Home >>
ICFP 2017
Sun 3 - Sat 9 September 2017 Oxford, United Kingdom

Log-time Sampling and Updating for Discrete DistributionsSat 9 Sep 2017

I am Michael Walker, a Ph.D student at the University of York working on concurrency testing. This post is about one of my favourite talks from the Haskell Symposium this year, Ode on a Random Urn, a functional pearl by Leonidas Lampropoulos, Antal Spector-Zabusky, and Kenneth Foner. It’s about a good data structure for discrete probability distributions.

Lists of Weights

A common representation for discrete probability distributions is just a list of weights, like so:

type Distribution a = [(Int, a)]

We can sample it in linear time, by generating an integer in the range [0, sum of weights) and indexing into the distribution:

index :: Distribution a -> Int -> a
index ((weight, a):as) i
  | i <= weight = a
  | otherwise   = index as (i - weight)
index [] _ = error "index out of range"

total :: Distribution a -> Int
total = sum . map snd

sample :: RandomGen g => Distribution a -> g -> (a, g)
sample distrib g =
  let (i, g') = randomR (0, total distrib - 1) g
  in (index distrib i, g')

This is linear time, which is probably good enough for small distributions.

Balanced Trees

Another way of representing discrete probability distributions is to use a binary tree:

data Distribution a
  = Leaf Int a
  | Branch Int (Distribution a) (Distribution a)

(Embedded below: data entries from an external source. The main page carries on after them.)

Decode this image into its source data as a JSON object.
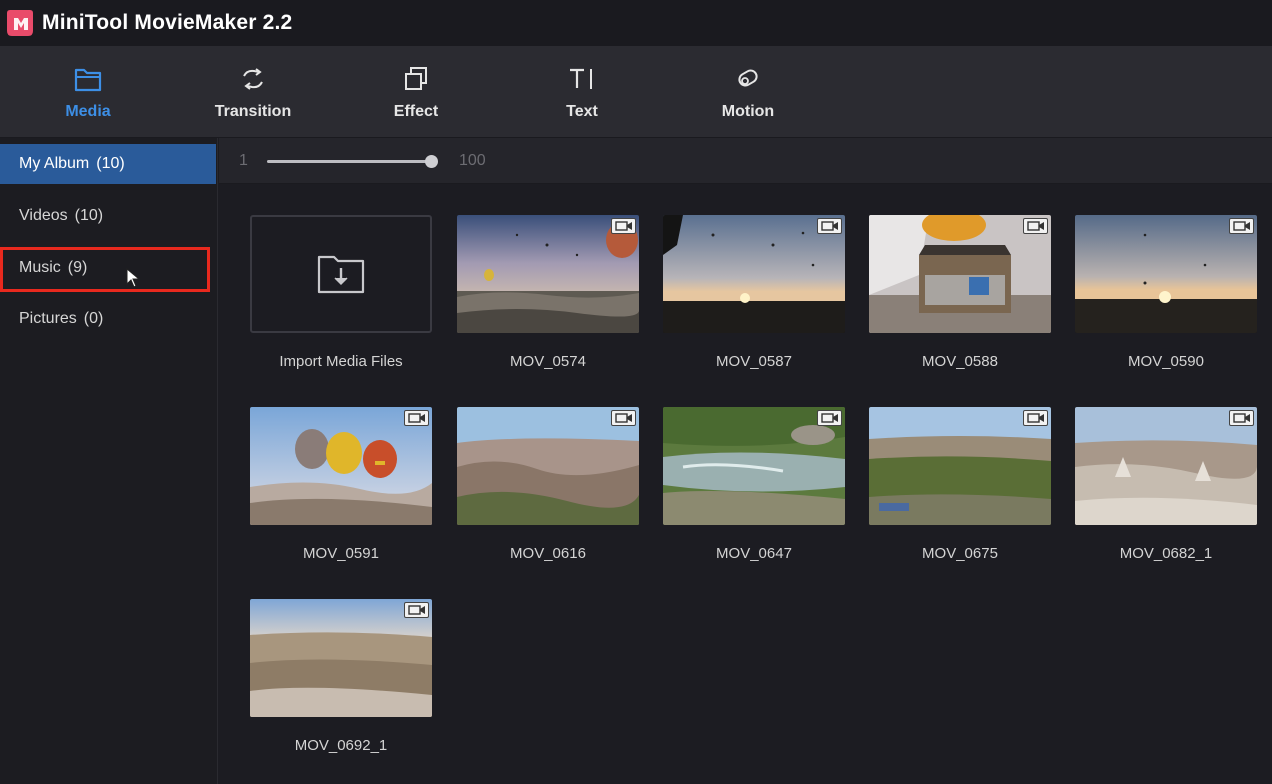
{
  "app": {
    "title": "MiniTool MovieMaker 2.2"
  },
  "toolbar": {
    "tabs": [
      {
        "label": "Media",
        "icon": "folder-icon",
        "active": true
      },
      {
        "label": "Transition",
        "icon": "transition-icon",
        "active": false
      },
      {
        "label": "Effect",
        "icon": "effect-icon",
        "active": false
      },
      {
        "label": "Text",
        "icon": "text-icon",
        "active": false
      },
      {
        "label": "Motion",
        "icon": "motion-icon",
        "active": false
      }
    ]
  },
  "sidebar": {
    "items": [
      {
        "label": "My Album",
        "count": "(10)",
        "active": true
      },
      {
        "label": "Videos",
        "count": "(10)",
        "active": false
      },
      {
        "label": "Music",
        "count": "(9)",
        "active": false,
        "highlighted": true
      },
      {
        "label": "Pictures",
        "count": "(0)",
        "active": false
      }
    ]
  },
  "zoom": {
    "min": "1",
    "max": "100",
    "value": 100
  },
  "media": {
    "import_label": "Import Media Files",
    "items": [
      {
        "name": "MOV_0574",
        "type": "video"
      },
      {
        "name": "MOV_0587",
        "type": "video"
      },
      {
        "name": "MOV_0588",
        "type": "video"
      },
      {
        "name": "MOV_0590",
        "type": "video"
      },
      {
        "name": "MOV_0591",
        "type": "video"
      },
      {
        "name": "MOV_0616",
        "type": "video"
      },
      {
        "name": "MOV_0647",
        "type": "video"
      },
      {
        "name": "MOV_0675",
        "type": "video"
      },
      {
        "name": "MOV_0682_1",
        "type": "video"
      },
      {
        "name": "MOV_0692_1",
        "type": "video"
      }
    ]
  },
  "colors": {
    "accent": "#3d8fe6",
    "selected": "#2a5b9a",
    "highlight": "#e8291e",
    "logo": "#e94b6a"
  }
}
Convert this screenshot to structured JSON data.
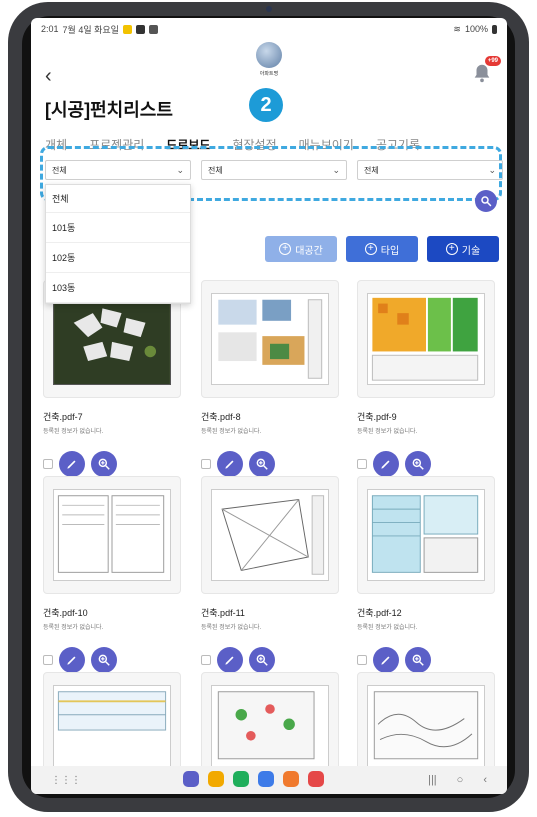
{
  "status_bar": {
    "time": "2:01",
    "date": "7월 4일 화요일",
    "battery": "100%"
  },
  "header": {
    "logo_caption": "아파트명",
    "notification_badge": "+99"
  },
  "page_title": "[시공]펀치리스트",
  "step_badge": "2",
  "tabs": [
    {
      "label": "개체"
    },
    {
      "label": "프로젝관리"
    },
    {
      "label": "드로보드"
    },
    {
      "label": "현장설정"
    },
    {
      "label": "매뉴보이기"
    },
    {
      "label": "공고기록"
    }
  ],
  "filters": [
    {
      "value": "전체"
    },
    {
      "value": "전체"
    },
    {
      "value": "전체"
    }
  ],
  "dropdown": {
    "options": [
      "전체",
      "101동",
      "102동",
      "103동"
    ]
  },
  "actions": {
    "space": "대공간",
    "type": "타입",
    "tech": "기술"
  },
  "cards": [
    {
      "name": "건축.pdf-7",
      "info": "등록된 정보가 없습니다."
    },
    {
      "name": "건축.pdf-8",
      "info": "등록된 정보가 없습니다."
    },
    {
      "name": "건축.pdf-9",
      "info": "등록된 정보가 없습니다."
    },
    {
      "name": "건축.pdf-10",
      "info": "등록된 정보가 없습니다."
    },
    {
      "name": "건축.pdf-11",
      "info": "등록된 정보가 없습니다."
    },
    {
      "name": "건축.pdf-12",
      "info": "등록된 정보가 없습니다."
    }
  ],
  "colors": {
    "accent": "#5b5fc7",
    "highlight": "#3fa9e0",
    "step_badge": "#1d9bd7"
  },
  "icons": [
    "back-chevron-icon",
    "bell-icon",
    "search-icon",
    "chevron-down-icon",
    "plus-circle-icon",
    "pencil-icon",
    "zoom-icon"
  ]
}
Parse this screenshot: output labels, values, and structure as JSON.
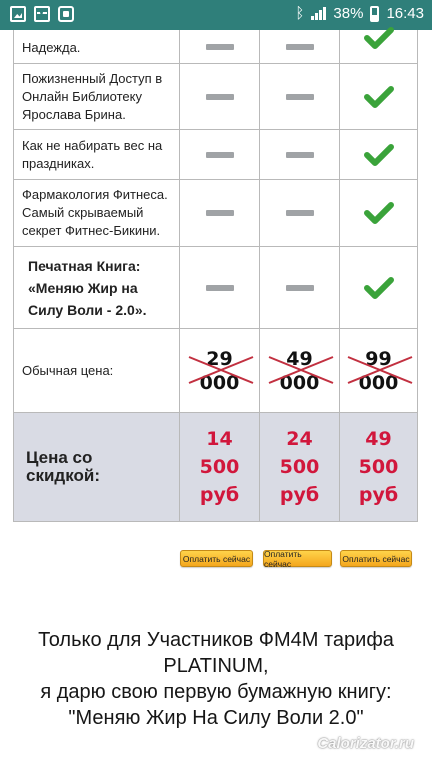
{
  "status_bar": {
    "battery": "38%",
    "time": "16:43",
    "icons": [
      "photo-icon",
      "pulse-icon",
      "lock-icon",
      "bluetooth-icon",
      "signal-icon",
      "battery-icon"
    ]
  },
  "table": {
    "rows": [
      {
        "label": "Надежда.",
        "values": [
          "dash",
          "dash",
          "check"
        ]
      },
      {
        "label": "Пожизненный Доступ в Онлайн Библиотеку Ярослава Брина.",
        "values": [
          "dash",
          "dash",
          "check"
        ]
      },
      {
        "label": "Как не набирать вес на праздниках.",
        "values": [
          "dash",
          "dash",
          "check"
        ]
      },
      {
        "label": "Фармакология Фитнеса. Самый скрываемый секрет Фитнес-Бикини.",
        "values": [
          "dash",
          "dash",
          "check"
        ]
      },
      {
        "label": "Печатная Книга: «Меняю Жир на Силу Воли - 2.0».",
        "values": [
          "dash",
          "dash",
          "check"
        ]
      }
    ],
    "regular_price": {
      "label": "Обычная цена:",
      "values": [
        "29 000",
        "49 000",
        "99 000"
      ]
    },
    "discount_price": {
      "label": "Цена со скидкой:",
      "values": [
        "14 500 руб",
        "24 500 руб",
        "49 500 руб"
      ]
    }
  },
  "buttons": {
    "pay_1": "Оплатить сейчас",
    "pay_2": "Оплатить сейчас",
    "pay_3": "Оплатить сейчас"
  },
  "footer": {
    "line1": "Только для Участников ФМ4М тарифа",
    "line2": "PLATINUM,",
    "line3": "я дарю свою первую бумажную книгу:",
    "line4": "\"Меняю Жир На Силу Воли 2.0\""
  },
  "watermark": "Calorizator.ru",
  "colors": {
    "status_bar": "#2f7f7a",
    "check": "#3aa33a",
    "discount_price": "#d1173c",
    "cross": "#c23040",
    "highlight_row": "#d9dbe4"
  }
}
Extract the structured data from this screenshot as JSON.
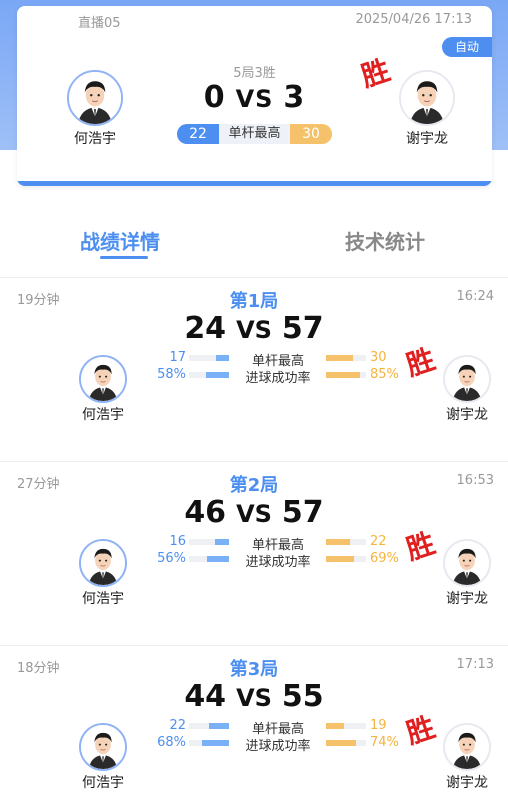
{
  "header": {
    "channel": "直播05",
    "datetime": "2025/04/26 17:13",
    "auto_label": "自动",
    "format": "5局3胜",
    "score_left": "0",
    "score_right": "3",
    "vs": "VS",
    "high_break_label": "单杆最高",
    "high_break_left": "22",
    "high_break_right": "30",
    "win_label": "胜"
  },
  "players": {
    "left": "何浩宇",
    "right": "谢宇龙"
  },
  "tabs": [
    {
      "label": "战绩详情",
      "active": true
    },
    {
      "label": "技术统计",
      "active": false
    }
  ],
  "stat_labels": {
    "high_break": "单杆最高",
    "pot_success": "进球成功率"
  },
  "games": [
    {
      "title": "第1局",
      "duration": "19分钟",
      "end_time": "16:24",
      "score_left": "24",
      "score_right": "57",
      "high_break_left": "17",
      "high_break_right": "30",
      "high_break_left_fill": 0.33,
      "high_break_right_fill": 0.67,
      "pot_left": "58%",
      "pot_right": "85%",
      "pot_left_fill": 0.58,
      "pot_right_fill": 0.85
    },
    {
      "title": "第2局",
      "duration": "27分钟",
      "end_time": "16:53",
      "score_left": "46",
      "score_right": "57",
      "high_break_left": "16",
      "high_break_right": "22",
      "high_break_left_fill": 0.36,
      "high_break_right_fill": 0.6,
      "pot_left": "56%",
      "pot_right": "69%",
      "pot_left_fill": 0.56,
      "pot_right_fill": 0.69
    },
    {
      "title": "第3局",
      "duration": "18分钟",
      "end_time": "17:13",
      "score_left": "44",
      "score_right": "55",
      "high_break_left": "22",
      "high_break_right": "19",
      "high_break_left_fill": 0.5,
      "high_break_right_fill": 0.45,
      "pot_left": "68%",
      "pot_right": "74%",
      "pot_left_fill": 0.68,
      "pot_right_fill": 0.74
    }
  ],
  "colors": {
    "accent_blue": "#4d8ff0",
    "accent_gold": "#f5c26b",
    "win_red": "#e02020"
  }
}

Indexing just descends the tree, going left or right as appropriate:

index :: Distribution a -> Int -> a
index (Leaf _ a) _ = a
index (Branch weight left right) i
  | i <= weight = index left i
  | otherwise = index right (i - weight)

total :: Distribution a -> Int
total (Leaf   weight _)   = weight
total (Branch weight _ _) = weight

sample :: RandomGen g => Distribution a -> g -> (a, g)
  sample distrib g =
  let (i, g') = randomR (0, total distrib - 1) g
  in (index distrib i, g')

If we can ensure that the tree is balanced, this is log time. But how do we construct this balanced binary tree?

Urns

We can’t just insert (or remove) elements anywhere in the tree, as that can destroy the balance. Fortunately, we have a bit of leeway here due to the problem domain: we don’t care about the order of the values in the tree. This is the key insight.

If we keep track of the size of the tree, we can interpret the binary representation of that size as a path: 0 for left, 1 for right, starting from the least-significant bit. Using these paths when inserting ensures that new elements are evenly distributed through the tree, keeping it balanced:

data Urn a = Urn Word (Distribution a)

insert :: Int -> a -> Urn a -> Urn a
insert w' a' (Urn size tree) = Urn (size + 1) (go size tree) where
  go _ l@(Leaf w a) = Branch (w + w') l (Leaf w' a')
  go path (Node w l r) =
    let path' = path `shiftR` 1
    in if path `testBit` 0
       then Node (w + w') l (go path' r)
       else Node (w + w') (go path' l) r   |

The final piece of the puzzle is deletion while keeping the tree balanced, but I’ll let you look up the (very clear!) explanation in the paper.

Things look pretty good compared to lists:

Operation Worst Case (List) Worst Case (Urn)
Insert O(1) O(log n)
Sample O(n) O(log n)
Update O(n) O(log n)

And things are pretty good in practice, too. The paper has a few examples:

  • An alternative to QuickCheck’s frequency combinator, which samples a discrete distribution
  • An efficient backtracking combinator, used in generating lambda terms of a given type
  • Some comparisons with existing Haskell random libraries

There you have it. I particularly liked this talk because it’s a simple idea explained clearly, and it works very well. A true pearl.